Rıza Çöllüoğlu Hocaefendi, önceki gün hayata gözlerini yumdu. Cenazesi Türkiye’nin özeti gibiydi. Her kesimden, her renkten insan vardı. Hayatında olduğu gibi cenazesinde de herkesi birleştirdi. Devlet de oradaydı, millet de… Oğlu, musalla taşında yatan babasına bakarak sordu: ‘Hakkınızı helal ediyor musunuz?’ On binler ‘helal olsun’ diye cevap verdi. Bu, usulen değil, içten gelen bir sesti. Ankaralı, Çöllüoğlu Hocaefendi’yi ‘İyi bilir’ ve buna da şahitlik eder. Nitekim etti de…

Hem kışta hem bozkırda dünyaya geldi. Arapça ezanın bile yasak olduğu dönemdi. Köyde yaşayan fakir bir ailenin çocuğuydu. Hafızlığı kendi başına tamamlamak zorunda kaldı. Arapça öğrendi. Bir büyüğünün, ‘Evladım İstanbul’a git, yoksa güzel sesinle birlikte sadece ezan okursun’ öğüdüne kulak verdi.
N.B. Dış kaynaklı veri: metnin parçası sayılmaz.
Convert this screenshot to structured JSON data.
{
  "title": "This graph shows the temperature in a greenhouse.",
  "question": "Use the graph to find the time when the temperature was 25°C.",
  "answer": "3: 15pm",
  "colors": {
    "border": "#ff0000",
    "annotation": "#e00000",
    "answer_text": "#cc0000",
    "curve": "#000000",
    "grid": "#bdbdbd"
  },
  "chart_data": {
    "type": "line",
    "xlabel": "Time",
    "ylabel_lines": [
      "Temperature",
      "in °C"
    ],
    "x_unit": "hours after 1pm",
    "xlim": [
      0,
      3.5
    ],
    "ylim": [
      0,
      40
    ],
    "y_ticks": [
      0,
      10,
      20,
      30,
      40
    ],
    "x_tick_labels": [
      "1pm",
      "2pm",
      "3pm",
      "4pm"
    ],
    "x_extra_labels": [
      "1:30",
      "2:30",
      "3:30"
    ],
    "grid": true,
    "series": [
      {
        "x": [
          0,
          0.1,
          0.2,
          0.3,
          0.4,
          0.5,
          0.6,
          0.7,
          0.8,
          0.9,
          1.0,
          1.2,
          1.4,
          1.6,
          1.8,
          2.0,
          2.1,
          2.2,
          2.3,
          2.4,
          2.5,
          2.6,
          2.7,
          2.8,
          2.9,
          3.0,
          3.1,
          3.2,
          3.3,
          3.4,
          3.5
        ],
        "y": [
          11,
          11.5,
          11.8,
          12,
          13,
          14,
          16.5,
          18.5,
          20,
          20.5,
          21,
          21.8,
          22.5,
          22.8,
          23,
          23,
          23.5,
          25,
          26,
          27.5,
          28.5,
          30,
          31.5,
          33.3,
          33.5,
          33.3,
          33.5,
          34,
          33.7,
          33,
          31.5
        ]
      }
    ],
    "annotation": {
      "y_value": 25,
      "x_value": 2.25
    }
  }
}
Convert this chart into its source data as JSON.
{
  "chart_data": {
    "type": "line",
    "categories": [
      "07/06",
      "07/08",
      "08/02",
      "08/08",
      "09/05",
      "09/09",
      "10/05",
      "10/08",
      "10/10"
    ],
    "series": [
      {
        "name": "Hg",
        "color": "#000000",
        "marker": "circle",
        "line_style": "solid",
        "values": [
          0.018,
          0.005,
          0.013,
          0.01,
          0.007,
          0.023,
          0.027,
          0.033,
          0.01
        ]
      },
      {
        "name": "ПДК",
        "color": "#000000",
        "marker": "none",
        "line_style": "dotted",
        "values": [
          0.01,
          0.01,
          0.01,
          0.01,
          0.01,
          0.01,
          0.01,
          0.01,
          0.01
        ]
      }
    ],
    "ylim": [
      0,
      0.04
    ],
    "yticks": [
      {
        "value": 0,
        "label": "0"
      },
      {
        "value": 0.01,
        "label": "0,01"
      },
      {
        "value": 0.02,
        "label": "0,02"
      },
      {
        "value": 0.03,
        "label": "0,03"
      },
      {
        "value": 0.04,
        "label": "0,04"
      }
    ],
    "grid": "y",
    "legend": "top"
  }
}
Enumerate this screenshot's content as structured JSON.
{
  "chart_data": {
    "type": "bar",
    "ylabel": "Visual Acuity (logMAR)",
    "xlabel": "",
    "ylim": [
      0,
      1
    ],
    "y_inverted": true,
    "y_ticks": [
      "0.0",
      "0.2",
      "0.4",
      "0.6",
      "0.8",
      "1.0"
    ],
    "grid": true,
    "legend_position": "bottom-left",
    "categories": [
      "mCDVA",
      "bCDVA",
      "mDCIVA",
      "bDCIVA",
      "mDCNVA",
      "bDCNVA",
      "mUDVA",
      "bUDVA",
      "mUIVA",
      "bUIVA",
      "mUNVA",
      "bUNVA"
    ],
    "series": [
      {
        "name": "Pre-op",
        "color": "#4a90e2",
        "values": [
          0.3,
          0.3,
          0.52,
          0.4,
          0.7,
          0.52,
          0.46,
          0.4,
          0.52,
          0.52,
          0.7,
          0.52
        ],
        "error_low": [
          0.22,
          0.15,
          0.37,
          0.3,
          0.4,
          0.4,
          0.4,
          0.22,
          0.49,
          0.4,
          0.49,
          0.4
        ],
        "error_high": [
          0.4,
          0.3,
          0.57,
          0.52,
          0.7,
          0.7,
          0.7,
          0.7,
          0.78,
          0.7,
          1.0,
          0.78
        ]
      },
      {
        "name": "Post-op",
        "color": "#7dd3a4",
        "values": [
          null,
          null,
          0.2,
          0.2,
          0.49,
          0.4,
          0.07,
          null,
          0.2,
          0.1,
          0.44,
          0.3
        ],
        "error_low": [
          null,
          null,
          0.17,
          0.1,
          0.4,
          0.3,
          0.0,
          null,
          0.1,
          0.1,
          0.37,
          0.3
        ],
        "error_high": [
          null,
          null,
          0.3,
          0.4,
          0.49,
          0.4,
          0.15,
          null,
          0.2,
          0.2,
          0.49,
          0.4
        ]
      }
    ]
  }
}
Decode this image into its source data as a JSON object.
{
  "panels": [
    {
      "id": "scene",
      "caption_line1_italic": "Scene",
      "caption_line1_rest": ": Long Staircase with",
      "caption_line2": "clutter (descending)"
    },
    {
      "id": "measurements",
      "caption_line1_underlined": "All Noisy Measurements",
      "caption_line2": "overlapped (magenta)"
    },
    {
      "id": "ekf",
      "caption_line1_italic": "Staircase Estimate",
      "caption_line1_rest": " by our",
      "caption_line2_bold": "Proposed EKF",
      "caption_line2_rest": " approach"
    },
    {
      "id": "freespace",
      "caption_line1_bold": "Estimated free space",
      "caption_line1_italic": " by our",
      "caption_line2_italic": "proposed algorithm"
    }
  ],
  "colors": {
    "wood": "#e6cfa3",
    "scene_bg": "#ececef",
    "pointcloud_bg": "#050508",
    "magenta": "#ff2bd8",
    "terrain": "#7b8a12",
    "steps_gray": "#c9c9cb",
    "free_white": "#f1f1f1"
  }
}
Meşakkatli İstanbul yılları başladı. Önce kayıtsız kalan hocaları sonradan öğrenciliğe kabul etti. Tanınmış üstadlardan, alimlerden dinî eğitim tahsili aldı. Bir derse 80 öğrenci başladılar, bitirdiklerinde ise sadece 4 kişi kalmışlardı. Kıraati ve güzel sesiyle müezzinlik imtihanının birincisiydi. Beyazıt ve Fatih Camii müezzini oldu. Hem görev yaptı, hem tahsiline devam etti. Nice zaman sonra memleketi Ankara’ya döndü. Çok geçmeden Ankara vaizi olarak görev yapmaya başladı. Konuşmalarında, halkın bilgi düzeyini gözetti. Cemaatle arasında samimi bir diyalog kurdu.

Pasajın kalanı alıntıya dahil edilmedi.